Through the center of the lid passes
the tube, g h, by which the water enters. In the interior of the vessel
upon iron hooks stands a wooden vessel saturated with paraffine, open at
the ends, and over one end of which the finest hair cloth is stretched
at o p. The water which enters the vessel runs off through the siphon.
The proceedings are as follows: Turn the granulated gelatine and the
water in which it is contained into the horsehair sieve, m n o p. Place
the lid upon the apparatus and turn on the water. The whole apparatus
fills with water until the siphon begins to act. If the diameter of
the siphon be properly measured--one inch should be sufficient for the
largest apparatus--and the cock by which the water is turned on properly
adjusted, more water will run out by the siphon than runs in through the
supply pipe, and the apparatus becomes completely empty.
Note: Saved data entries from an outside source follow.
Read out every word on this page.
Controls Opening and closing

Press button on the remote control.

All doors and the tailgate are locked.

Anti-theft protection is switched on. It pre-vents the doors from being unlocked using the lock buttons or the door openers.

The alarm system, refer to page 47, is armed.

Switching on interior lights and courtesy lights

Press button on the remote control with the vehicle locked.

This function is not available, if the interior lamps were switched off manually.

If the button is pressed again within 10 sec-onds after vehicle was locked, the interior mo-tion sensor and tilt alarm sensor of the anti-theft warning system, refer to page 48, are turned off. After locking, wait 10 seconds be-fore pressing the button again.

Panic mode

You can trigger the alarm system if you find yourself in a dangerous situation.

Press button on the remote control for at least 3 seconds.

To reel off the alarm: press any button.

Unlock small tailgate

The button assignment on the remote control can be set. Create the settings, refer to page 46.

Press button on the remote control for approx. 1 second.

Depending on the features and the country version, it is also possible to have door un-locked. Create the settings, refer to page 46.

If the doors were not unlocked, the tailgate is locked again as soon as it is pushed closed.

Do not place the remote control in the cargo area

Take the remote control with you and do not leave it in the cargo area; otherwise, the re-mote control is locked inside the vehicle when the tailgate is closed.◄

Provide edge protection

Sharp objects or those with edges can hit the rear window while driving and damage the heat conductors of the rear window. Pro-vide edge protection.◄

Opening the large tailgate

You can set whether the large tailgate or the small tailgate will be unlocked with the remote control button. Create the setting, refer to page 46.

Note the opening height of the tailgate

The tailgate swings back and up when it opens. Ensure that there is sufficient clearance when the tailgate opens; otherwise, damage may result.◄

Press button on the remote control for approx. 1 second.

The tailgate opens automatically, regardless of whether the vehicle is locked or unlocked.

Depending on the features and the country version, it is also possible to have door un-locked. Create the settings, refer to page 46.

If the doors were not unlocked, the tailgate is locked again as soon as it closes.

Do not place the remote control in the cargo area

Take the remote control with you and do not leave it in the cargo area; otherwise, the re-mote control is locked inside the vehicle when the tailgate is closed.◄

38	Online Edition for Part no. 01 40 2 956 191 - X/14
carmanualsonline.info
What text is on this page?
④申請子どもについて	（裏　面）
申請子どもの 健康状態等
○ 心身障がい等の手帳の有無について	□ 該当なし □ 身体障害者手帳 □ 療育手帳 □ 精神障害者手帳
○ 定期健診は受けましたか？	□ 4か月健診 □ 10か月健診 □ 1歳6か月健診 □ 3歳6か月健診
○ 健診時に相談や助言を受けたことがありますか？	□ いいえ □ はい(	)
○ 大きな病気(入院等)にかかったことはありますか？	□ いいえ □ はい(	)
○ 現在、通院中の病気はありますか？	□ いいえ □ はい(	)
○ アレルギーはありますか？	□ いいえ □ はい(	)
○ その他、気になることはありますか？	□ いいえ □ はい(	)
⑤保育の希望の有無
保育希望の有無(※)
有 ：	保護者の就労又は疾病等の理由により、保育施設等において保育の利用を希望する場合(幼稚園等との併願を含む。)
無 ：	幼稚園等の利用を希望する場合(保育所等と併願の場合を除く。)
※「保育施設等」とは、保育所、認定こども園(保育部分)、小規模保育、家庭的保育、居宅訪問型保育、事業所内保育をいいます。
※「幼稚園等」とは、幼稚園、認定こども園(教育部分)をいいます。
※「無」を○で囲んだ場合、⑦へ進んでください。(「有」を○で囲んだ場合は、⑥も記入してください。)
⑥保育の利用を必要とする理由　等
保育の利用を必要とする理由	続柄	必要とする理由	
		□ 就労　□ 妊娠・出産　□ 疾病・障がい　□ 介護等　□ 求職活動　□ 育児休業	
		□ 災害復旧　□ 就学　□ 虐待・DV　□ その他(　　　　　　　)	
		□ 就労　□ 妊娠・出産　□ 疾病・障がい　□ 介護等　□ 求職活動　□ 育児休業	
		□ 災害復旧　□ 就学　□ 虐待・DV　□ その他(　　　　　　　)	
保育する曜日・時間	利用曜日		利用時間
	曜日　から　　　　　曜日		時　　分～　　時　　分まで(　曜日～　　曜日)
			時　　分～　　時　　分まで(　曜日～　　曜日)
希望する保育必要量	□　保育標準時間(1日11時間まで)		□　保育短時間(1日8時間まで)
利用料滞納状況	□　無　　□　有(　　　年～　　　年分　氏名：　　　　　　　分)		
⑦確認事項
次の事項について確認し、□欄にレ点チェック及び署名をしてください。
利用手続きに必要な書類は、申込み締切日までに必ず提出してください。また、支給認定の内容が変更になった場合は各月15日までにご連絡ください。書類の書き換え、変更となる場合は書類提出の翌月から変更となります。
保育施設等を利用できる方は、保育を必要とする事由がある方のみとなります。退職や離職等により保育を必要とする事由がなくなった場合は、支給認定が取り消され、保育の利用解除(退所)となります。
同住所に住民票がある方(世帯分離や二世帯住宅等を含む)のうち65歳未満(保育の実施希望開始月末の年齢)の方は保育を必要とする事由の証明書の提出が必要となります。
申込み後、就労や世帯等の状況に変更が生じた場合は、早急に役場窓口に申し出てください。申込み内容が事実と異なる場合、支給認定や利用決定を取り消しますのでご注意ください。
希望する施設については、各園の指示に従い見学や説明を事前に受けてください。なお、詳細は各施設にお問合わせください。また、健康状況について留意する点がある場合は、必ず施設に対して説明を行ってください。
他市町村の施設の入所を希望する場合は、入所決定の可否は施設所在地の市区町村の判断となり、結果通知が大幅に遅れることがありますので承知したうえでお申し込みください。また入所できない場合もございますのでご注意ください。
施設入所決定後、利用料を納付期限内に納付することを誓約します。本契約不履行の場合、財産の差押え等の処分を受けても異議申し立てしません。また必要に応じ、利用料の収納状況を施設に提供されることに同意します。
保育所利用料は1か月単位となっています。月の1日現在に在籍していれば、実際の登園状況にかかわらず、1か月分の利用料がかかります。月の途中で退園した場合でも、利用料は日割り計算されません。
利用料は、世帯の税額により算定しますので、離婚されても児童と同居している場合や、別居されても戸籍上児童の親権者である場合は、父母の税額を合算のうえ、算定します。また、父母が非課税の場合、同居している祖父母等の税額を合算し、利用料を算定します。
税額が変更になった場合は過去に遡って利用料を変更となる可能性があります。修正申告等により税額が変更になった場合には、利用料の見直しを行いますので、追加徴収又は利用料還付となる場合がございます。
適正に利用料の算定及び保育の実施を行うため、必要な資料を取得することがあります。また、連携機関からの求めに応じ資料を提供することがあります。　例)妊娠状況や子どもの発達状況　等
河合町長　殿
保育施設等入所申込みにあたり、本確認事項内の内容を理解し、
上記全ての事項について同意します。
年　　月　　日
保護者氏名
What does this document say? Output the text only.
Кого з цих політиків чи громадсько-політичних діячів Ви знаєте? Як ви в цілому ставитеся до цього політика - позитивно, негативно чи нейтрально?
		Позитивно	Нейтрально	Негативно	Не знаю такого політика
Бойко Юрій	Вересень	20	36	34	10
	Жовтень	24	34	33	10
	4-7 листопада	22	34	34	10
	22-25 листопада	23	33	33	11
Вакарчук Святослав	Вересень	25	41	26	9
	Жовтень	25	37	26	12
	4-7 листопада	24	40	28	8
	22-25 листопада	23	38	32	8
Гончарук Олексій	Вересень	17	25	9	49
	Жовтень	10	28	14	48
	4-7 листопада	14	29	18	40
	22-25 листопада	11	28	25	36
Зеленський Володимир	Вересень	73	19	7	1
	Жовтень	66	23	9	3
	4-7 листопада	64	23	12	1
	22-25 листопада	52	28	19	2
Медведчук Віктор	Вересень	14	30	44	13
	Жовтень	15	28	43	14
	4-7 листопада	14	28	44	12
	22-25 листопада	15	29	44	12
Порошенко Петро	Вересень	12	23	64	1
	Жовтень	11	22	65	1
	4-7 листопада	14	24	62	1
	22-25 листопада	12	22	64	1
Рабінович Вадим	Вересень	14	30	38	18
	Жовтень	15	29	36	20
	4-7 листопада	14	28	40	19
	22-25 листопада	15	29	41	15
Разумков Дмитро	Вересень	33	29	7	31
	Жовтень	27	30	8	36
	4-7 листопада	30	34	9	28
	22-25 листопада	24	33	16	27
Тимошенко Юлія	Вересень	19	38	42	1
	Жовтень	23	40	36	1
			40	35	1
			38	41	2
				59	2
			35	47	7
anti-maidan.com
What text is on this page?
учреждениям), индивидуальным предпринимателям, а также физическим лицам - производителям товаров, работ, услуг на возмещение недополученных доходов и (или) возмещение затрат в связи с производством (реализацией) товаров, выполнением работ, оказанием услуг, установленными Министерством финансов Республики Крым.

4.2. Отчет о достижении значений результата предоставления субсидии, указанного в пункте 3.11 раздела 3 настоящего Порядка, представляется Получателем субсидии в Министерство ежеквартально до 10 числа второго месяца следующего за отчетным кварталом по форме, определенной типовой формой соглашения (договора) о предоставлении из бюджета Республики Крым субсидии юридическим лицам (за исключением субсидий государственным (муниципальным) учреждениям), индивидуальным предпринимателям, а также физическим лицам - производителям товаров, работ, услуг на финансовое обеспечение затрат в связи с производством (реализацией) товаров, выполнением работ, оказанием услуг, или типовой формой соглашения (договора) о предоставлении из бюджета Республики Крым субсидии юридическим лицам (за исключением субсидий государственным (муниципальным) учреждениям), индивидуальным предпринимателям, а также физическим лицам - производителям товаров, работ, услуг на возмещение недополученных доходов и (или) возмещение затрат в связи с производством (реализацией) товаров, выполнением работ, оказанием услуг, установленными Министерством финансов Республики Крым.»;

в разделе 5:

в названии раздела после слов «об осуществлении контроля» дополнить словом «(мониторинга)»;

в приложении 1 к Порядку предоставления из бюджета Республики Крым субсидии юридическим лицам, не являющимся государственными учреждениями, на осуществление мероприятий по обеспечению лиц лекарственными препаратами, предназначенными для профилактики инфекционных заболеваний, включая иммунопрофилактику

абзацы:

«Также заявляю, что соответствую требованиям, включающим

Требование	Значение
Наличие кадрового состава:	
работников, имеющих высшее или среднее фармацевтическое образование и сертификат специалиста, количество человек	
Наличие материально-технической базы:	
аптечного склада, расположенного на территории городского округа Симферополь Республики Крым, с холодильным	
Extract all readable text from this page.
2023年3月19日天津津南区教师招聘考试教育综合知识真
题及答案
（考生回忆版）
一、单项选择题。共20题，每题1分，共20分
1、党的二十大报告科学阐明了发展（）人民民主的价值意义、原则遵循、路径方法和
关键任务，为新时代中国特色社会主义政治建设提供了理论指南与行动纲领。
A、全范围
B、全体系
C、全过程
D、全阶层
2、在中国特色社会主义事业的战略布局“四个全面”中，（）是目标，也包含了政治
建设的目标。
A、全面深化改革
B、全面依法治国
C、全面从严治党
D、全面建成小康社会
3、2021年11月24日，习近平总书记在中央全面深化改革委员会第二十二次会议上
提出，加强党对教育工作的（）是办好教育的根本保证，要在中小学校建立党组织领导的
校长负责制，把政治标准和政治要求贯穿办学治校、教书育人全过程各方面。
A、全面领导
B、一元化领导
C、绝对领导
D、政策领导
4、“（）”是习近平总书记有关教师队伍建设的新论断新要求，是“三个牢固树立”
The siphon has then performed its function, the apparatus fills again,
and the play begins anew. The tube, g h, which reaches right down nearly
to the bottom of the sieve, takes the water so deep into the vessel
that, as long as the water in the apparatus stands high enough above o
p, the gelatine nodules are in continuous motion. In order to prevent
the finest particles of the emulsion from stopping up the pores of the
sieve too much, and thereby incurring the danger of the water in the
sieve overflowing its upper edge, thus occasioning loss of emulsion,
the tube, g h, is now sometimes omitted and replaced by a supply pipe,
represented in the diagram by the dotted lines, x y.